Requirement 4 discussed the need to represent information, as different information may be available to different actors in the maintenance organization during a simulation. This requirement is met through two proposed objects; database objects that encapsulate all information available at a specific point in the maintenance organization, and information objects which describe information deltas that can be communicated between database objects using information channel objects.
Requirement 5 identifies the need to represent different communication options available within the maintenance organization. Communication channels are provided by the communication channel object proposed in Section 2.3.2, fulfilling this requirement.
Requirement 6 describes the need for a means of evaluating model performance in terms of availability, cost and risk. This requirement is met by the inclusion of an evaluation class as proposed in Section 2.3.2 and exemplified in Section 2.3.3.
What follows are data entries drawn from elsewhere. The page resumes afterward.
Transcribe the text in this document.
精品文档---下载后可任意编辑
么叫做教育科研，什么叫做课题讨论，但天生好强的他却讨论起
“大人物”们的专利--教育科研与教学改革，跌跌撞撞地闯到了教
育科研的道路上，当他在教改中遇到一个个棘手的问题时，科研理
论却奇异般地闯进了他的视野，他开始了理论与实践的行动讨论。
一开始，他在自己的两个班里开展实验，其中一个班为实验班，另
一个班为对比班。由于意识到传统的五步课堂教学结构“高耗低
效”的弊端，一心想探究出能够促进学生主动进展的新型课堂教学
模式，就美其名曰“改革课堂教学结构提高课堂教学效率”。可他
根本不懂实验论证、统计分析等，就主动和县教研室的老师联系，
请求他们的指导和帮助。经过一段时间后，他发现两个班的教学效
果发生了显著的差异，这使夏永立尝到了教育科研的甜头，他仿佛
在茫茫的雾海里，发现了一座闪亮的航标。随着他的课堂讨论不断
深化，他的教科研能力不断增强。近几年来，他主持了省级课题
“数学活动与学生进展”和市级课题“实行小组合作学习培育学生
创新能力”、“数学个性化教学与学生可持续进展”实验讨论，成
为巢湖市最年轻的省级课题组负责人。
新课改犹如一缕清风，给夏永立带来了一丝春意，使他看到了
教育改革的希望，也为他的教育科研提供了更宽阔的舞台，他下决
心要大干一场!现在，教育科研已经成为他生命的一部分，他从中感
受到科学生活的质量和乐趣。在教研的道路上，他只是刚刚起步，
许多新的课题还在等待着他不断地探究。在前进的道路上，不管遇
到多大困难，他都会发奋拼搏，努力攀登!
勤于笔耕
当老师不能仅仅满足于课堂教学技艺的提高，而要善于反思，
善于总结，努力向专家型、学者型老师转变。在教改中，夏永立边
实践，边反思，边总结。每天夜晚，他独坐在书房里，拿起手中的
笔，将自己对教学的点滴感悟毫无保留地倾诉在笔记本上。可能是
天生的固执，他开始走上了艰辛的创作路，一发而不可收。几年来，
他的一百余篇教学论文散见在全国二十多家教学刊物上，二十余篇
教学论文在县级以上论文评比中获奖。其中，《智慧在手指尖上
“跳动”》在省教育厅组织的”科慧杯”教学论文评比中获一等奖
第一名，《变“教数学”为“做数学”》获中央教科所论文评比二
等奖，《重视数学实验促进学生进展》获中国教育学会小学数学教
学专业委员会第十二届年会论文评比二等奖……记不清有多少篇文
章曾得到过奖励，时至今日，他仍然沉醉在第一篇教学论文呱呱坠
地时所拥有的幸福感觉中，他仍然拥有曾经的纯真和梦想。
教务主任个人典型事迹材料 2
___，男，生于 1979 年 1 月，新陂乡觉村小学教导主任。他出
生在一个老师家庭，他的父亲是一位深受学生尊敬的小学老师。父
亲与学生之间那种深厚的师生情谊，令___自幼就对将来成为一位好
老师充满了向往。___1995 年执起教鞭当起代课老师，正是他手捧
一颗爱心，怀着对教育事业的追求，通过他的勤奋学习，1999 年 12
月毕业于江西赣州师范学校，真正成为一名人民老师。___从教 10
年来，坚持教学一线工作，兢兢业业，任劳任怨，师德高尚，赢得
Requirement 7 concerns the interface towards the proposed equipment reliability model, and specifically the ability to include setup-costs and setup-times when bringing in an equipment unit for maintenance. This requirement is met through a combination of different effects in the location manager agent and the maintainer agent model components proposed in Section 2.3.2. First of all, the location manager will keep a piece of equipment needing corrective maintenance waiting until spares are available to fix the problem. This implies a dynamic setup-time. Secondly, the maintainer agent will need a setup-time depending on the nature of the maintenance to be performed, preventive or corrective, which will incur costs for the maintainers time as well as adding setup-time to the maintenance action.
Requirement 8 deals with the ability to collate usage and environmental data from multiple equipment units. The purpose of the information layer in the proposed organization model is to fulfill this requirement. As such it has not been fulfilled in the proof of concept implementation, of which the information layer is not a part, but can be fulfilled using the proposed information layer objects.
Requirement 9 specifies that resource tracking must be possible to enable non-perfect maintenance. This is enabled through use of the supporting classes in the proposed framework to create a global resource tracking instance, named g_components in the proof of concept implementation, and has been shown to work in the example model provided in Section 2.3.3.
Decision support systems needs to be able to support the decision maker with accurate information, based on historical data on the equipments previous operation, the actual status such as sensor signals and built-in tests, and expected trends or events that can be forecast with the use of simulation (Vin, A. H. C. Ng, et al. 2008). Given the proposed maintenance organization model discussed in the previous sections, a number of data requirements can be identified for this modeling approach to be applicable to an actual maintenance organization modeling scenario.
There is a conceivable risk that with too much uncertainty going into the model, it can be perceived as behaving chaotically and thus become useless to try and derive predicted outcomes from. This could occur if to little is known about component reliability functions, effect of covariates, lead-times, expected repair-times, etc. The simulated outcomes of a model under these circumstances may exhibit significant variance. For example, there is no point in a simulation result that says little more than that the availability will be between 0% and 100%.